Indeed, if you are too worried about losing your money, a high-interest savings account may be a good fit. But keep in mind that there is also plenty of low-risk, passive investment strategies worth exploring.

3. Financial Goals

Everyone has unique financial goals in life. Some want to save for their kid’s university tuition, even if it is only for a few semesters. Others might only have retirement living on their mind. All these life goals may require different money-building tactics.

Indeed, if you save for something critical like a house or an automobile, a savings account might be the best thing. On the other hand, if you want to retire at 62, investing may be the only reasonable option at your disposal since inflation and longer life expectancy require a greater nest egg. In short, investing is a smart money-growing option for your long-term goals.

4. How Much You Have or Earn

For risky investments, It is said that you should only invest what you can afford to lose.
This piece of wisdom is essential to remember before you hit the buy button for that meme stock.

If you live paycheck to paycheck, the last thing you should be focusing on is buying shares of a hot stock with your rent money.

That said, many financial products are available today that allow you to invest with pennies. This makes access to the stock market more available and affordable, no matter how little
you’re starting with. Whether it’s through a mobile platform that lets customers buy fractional shares, or an all-in-one checking and investment account that gives you daily returns, you can invest with any starting balance.

5. Money Knowledge

Let’s be honest: not everyone has the time nor interest to stay up-to-date on the latest developments in the stock market. You probably also lack the hours to research the various intricate mechanisms and terminology in the finance industry, like short squeezes, price-earnings ratio, and earnings per share. Life is busy.

Before getting involved in investing, even if you have someone else actively manage your investments, you should become acquainted with the most basic of terms. Your money is crucial, and you work hard for it, so do not go into something without possessing elementary knowledge. If not, you can always rely on a basic savings account to avoid many headaches.

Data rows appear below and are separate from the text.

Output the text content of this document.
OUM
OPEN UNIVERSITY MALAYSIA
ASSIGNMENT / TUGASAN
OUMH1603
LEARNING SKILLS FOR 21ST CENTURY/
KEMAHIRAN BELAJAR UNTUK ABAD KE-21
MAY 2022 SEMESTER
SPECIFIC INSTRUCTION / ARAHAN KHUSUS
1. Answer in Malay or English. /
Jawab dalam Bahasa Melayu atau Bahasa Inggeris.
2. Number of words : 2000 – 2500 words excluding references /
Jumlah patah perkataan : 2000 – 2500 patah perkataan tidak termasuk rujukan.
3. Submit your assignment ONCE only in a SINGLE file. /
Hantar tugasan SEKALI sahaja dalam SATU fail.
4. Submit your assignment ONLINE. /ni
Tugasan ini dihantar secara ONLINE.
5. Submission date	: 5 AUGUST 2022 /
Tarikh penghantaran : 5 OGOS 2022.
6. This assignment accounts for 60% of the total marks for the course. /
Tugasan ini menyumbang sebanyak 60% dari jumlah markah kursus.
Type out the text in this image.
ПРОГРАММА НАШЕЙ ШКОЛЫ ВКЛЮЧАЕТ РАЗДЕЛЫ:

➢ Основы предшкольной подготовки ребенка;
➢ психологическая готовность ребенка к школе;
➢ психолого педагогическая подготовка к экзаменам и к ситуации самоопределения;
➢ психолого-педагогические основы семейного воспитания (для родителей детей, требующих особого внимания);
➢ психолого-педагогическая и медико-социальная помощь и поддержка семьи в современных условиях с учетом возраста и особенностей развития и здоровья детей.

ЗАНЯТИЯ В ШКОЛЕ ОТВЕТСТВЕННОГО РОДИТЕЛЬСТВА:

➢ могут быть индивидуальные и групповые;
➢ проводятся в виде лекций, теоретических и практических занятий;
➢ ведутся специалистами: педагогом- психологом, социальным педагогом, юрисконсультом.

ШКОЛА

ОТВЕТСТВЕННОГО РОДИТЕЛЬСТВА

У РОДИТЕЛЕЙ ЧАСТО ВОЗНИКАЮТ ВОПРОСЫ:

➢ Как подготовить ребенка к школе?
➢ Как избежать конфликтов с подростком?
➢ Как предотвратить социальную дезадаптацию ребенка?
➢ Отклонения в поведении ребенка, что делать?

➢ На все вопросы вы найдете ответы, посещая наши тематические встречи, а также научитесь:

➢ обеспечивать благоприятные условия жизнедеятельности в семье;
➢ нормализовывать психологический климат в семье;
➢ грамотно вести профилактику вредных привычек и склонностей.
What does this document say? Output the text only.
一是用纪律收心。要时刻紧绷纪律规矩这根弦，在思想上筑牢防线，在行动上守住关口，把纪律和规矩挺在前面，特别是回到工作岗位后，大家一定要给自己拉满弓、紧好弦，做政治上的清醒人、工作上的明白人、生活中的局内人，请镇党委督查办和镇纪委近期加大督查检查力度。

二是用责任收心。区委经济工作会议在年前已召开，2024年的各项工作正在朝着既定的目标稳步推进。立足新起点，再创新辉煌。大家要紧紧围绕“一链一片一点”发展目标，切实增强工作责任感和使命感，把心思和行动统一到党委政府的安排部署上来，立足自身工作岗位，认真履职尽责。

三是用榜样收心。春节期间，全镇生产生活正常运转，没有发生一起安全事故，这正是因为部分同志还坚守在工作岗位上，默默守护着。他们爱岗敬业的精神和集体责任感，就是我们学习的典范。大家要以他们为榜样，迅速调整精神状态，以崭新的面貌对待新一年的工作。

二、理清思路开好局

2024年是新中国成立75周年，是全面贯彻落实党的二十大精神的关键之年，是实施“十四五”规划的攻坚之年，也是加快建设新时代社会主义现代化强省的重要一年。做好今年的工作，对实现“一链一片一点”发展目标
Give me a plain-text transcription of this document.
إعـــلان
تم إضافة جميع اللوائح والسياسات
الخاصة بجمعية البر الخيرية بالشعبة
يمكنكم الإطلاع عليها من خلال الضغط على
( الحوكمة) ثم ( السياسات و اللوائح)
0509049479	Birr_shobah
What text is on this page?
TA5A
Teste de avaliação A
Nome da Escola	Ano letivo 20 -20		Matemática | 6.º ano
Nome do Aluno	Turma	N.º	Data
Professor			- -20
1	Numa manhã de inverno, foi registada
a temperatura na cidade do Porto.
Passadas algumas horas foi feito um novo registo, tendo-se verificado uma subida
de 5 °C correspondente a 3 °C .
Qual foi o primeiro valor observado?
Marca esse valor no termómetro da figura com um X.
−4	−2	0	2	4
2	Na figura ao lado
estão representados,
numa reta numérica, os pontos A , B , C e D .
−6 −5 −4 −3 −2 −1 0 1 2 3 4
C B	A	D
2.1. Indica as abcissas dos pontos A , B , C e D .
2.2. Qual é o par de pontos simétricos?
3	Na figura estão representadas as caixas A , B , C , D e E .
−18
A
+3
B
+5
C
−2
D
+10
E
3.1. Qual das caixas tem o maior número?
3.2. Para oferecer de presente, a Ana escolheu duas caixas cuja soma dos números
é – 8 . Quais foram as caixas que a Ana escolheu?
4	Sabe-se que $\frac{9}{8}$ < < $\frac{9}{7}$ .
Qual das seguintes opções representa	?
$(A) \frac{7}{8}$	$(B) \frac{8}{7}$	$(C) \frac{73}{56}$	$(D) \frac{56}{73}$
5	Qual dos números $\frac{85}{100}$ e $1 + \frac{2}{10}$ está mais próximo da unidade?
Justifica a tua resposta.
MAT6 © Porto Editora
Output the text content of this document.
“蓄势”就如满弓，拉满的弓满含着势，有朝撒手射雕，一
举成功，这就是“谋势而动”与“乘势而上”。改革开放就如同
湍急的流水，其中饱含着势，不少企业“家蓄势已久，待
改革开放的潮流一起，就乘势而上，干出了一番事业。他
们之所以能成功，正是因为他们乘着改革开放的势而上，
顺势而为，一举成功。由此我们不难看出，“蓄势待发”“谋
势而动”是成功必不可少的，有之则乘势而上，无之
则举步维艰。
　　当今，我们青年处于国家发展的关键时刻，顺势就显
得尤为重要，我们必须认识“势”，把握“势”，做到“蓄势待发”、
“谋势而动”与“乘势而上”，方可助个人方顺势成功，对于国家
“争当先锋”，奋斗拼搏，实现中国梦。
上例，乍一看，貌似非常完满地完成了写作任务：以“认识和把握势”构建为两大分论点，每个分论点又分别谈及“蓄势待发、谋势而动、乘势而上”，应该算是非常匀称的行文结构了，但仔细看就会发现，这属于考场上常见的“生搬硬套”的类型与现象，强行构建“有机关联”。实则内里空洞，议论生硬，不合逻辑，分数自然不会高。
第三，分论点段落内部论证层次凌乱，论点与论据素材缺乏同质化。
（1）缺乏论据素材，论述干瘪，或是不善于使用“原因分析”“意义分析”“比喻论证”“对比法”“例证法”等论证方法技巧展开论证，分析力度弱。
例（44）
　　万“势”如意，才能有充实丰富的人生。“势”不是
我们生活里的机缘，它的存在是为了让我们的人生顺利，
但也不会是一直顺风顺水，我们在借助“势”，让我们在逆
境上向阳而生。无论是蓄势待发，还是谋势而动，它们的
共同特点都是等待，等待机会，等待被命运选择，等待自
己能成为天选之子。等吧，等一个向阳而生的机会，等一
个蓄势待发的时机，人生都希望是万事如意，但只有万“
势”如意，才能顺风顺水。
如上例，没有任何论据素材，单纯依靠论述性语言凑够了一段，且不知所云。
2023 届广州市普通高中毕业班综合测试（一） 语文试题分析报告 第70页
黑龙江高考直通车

In today’s environment, investing is imperative considering that most savings accounts offer very little returns amid historically low interest rates. But while investing might seem like the only way for most people, it may not be a reasonable option for specific individuals. Weigh your risk tolerance and your current financial situation to pick the right growth strategy for you. And take comfort in knowing that whichever option you choose, by prioritizing your financial future, you’re taking a step in the right direction towards getting your money to work harder for you.